We run an authorization check to the the sub-set of BEN_IDs that the caller has the read permission on.
Finally, the user’s original query is modified to include an unconditional IN clause that limits the results to only benefactors the caller can see.
If we apply this concept to the our example scenario above, we detect that the MATERIAL has two distinct benefactor ID by automatically converting the user’s input query as follows:
SELECT DISTINCT FILE_BEN_ID FROM MATERIAL WHERE FILE_ID IS NOT NULL AND PART_ID IN (5,6,7,8);
In this step we must discard the original CTE, select, and group by provided by the user’s query and replace the select with the DISTINCT FILE_BEN_ID
. The result of this query returns two rows: 111 and 222.
We then do an authorization check on the user and determine they can see 111 but not 222. We are then ready to re-write their input SQL as follows:
WITH F2P AS ( SELECT FILE_ID, MAX(FILE_NAME) AS FILE_NAME, MAX(FILE_TYPE) AS FILE_TYPE, MAX(FILE_SIZE) AS FILE_SIZE, COUNT(PART_ID) AS PART_COUNT, SUM(CASE STAGE WHEN 'one' THEN 1 ELSE 0 END) AS STAGE_ONE_COUNT, SUM(CASE STAGE WHEN 'two' THEN 1 ELSE 0 END) AS STAGE_TWO_COUNT, GROUP_CONCAT(DISTINCT PART_ID) AS PART_IDS FROM MATERIAL WHERE (FILE_ID IS NOT NULL AND PART_ID IN (5,6,7,8)) AND FILE_BEN_ID IN (111) GROUP BY FILE_ID ) SELECT * FROM F2P;
Note: At line 12, the user’s original where clause is unconditionally combined withAND FILE_BEN_ID IN (111)

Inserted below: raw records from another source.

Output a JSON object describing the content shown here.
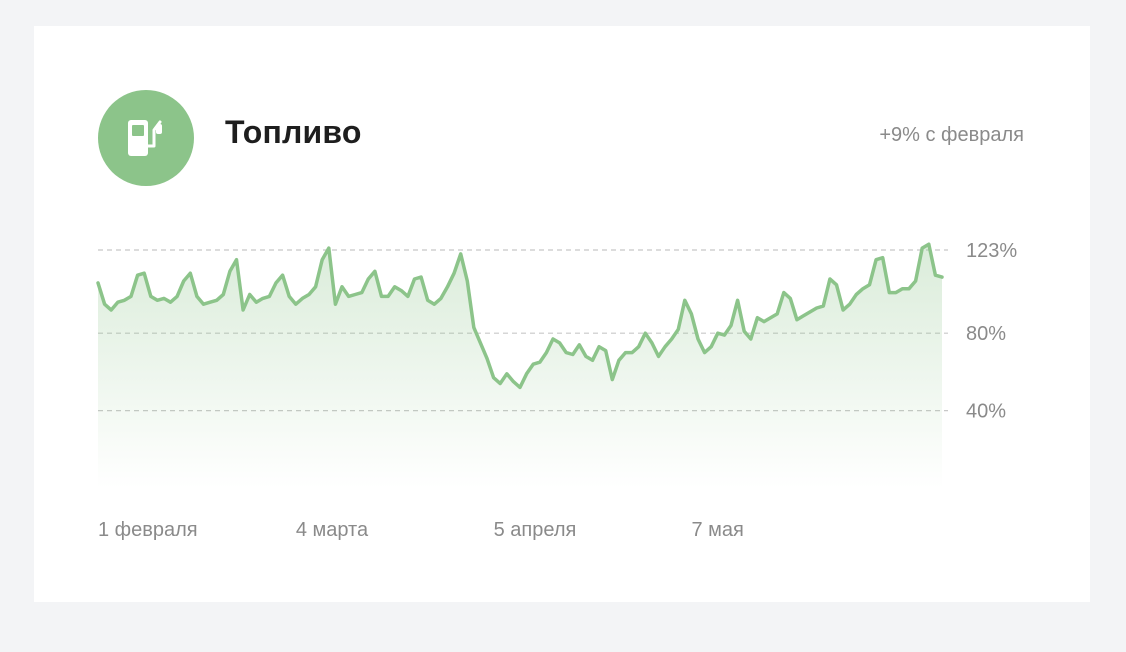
{
  "card": {
    "title": "Топливо",
    "change_text": "+9% с февраля",
    "icon": "fuel-pump-icon",
    "accent_color": "#8cc48a"
  },
  "chart_data": {
    "type": "area",
    "title": "Топливо",
    "xlabel": "",
    "ylabel": "",
    "ylim": [
      0,
      123
    ],
    "y_ticks": [
      {
        "value": 123,
        "label": "123%"
      },
      {
        "value": 80,
        "label": "80%"
      },
      {
        "value": 40,
        "label": "40%"
      }
    ],
    "x_ticks": [
      {
        "index": 0,
        "label": "1 февраля"
      },
      {
        "index": 30,
        "label": "4 марта"
      },
      {
        "index": 60,
        "label": "5 апреля"
      },
      {
        "index": 90,
        "label": "7 мая"
      }
    ],
    "grid": "horizontal-dashed",
    "line_color": "#8cc48a",
    "series": [
      {
        "values": [
          106,
          95,
          92,
          96,
          97,
          99,
          110,
          111,
          99,
          97,
          98,
          96,
          99,
          107,
          111,
          99,
          95,
          96,
          97,
          100,
          112,
          118,
          92,
          100,
          96,
          98,
          99,
          106,
          110,
          99,
          95,
          98,
          100,
          104,
          118,
          124,
          95,
          104,
          99,
          100,
          101,
          108,
          112,
          99,
          99,
          104,
          102,
          99,
          108,
          109,
          97,
          95,
          98,
          104,
          111,
          121,
          107,
          83,
          75,
          67,
          57,
          54,
          59,
          55,
          52,
          59,
          64,
          65,
          70,
          77,
          75,
          70,
          69,
          74,
          68,
          66,
          73,
          71,
          56,
          66,
          70,
          70,
          73,
          80,
          75,
          68,
          73,
          77,
          82,
          97,
          90,
          77,
          70,
          73,
          80,
          79,
          84,
          97,
          81,
          77,
          88,
          86,
          88,
          90,
          101,
          98,
          87,
          89,
          91,
          93,
          94,
          108,
          105,
          92,
          95,
          100,
          103,
          105,
          118,
          119,
          101,
          101,
          103,
          103,
          107,
          124,
          126,
          110,
          109
        ]
      }
    ]
  }
}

. This ensures that the caller will never see file rows that they are unauthorized to see.
We added this section to show how the adding a CTE query filter requires that we also plan for how to apply the correct runtime row-level filtering.
New Features
In order to make the above use cases work using the provide example queries we are going to need to add several new features to the Synapse query system.
CASE statements - We do not currently support CASE statements in the Synapse SQL. We would need to extend the SQL parser to correctly handle such cases.

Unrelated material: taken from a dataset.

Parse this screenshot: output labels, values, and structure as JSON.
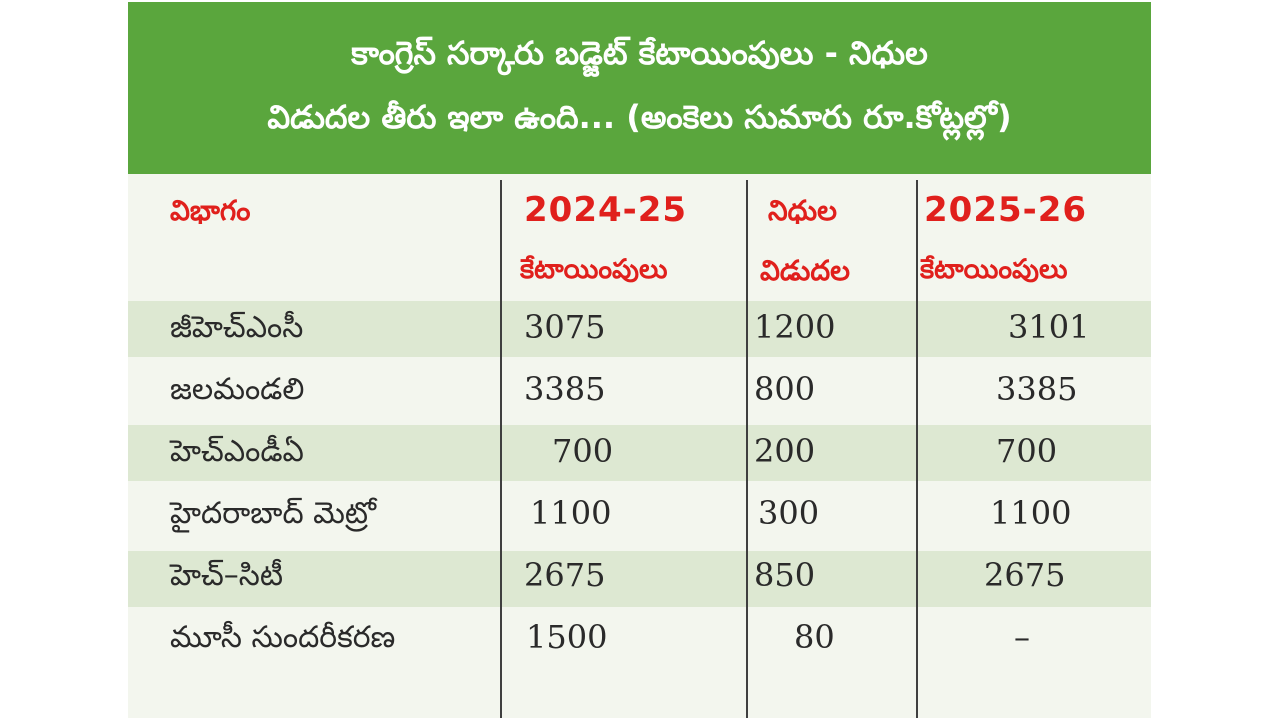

CTE - We do not currently support common table expressions (CTE). Note: CTE can be more complex than the simple CTEs used in above examples. For example, it is possible for a CTE to include many tables, joins, unions, and sub-queries. Supporting complex CTE that includes joins, unions or sub-queries would potentially allow users to execute system debilitating queries. However, all of the examples above are simple an only involve a single table with aggregation. Such a simple CTE poses little to no risk. Therefore, we would like to add CTE support to runtime queries. This means a materialized view would not be needed to use a CTE.
Optimize Materialized Views - Currently, when we rebuild a materialized view (MV), we lock users from querying it while we rebuild it. For small MVs that only rebuild occasionally, this is not a problem. However, this use case will require potentially large MVs (millions of rows). If it takes 30 mins to rebuild the MV used for a cohort builder, after a file updates, it is unlikely that we want users to be unable to use the cohort builder during a rebuild. On the other hand users are unlikely to notices if the data in the cohort builder is slightly stale. Therefore, we propose adding an optimization to MVs that would allow the existing MV to remain query-able during the rebuild process. After the rebuild is finished, the stale MV could be atomically, swapped with the newly build MV.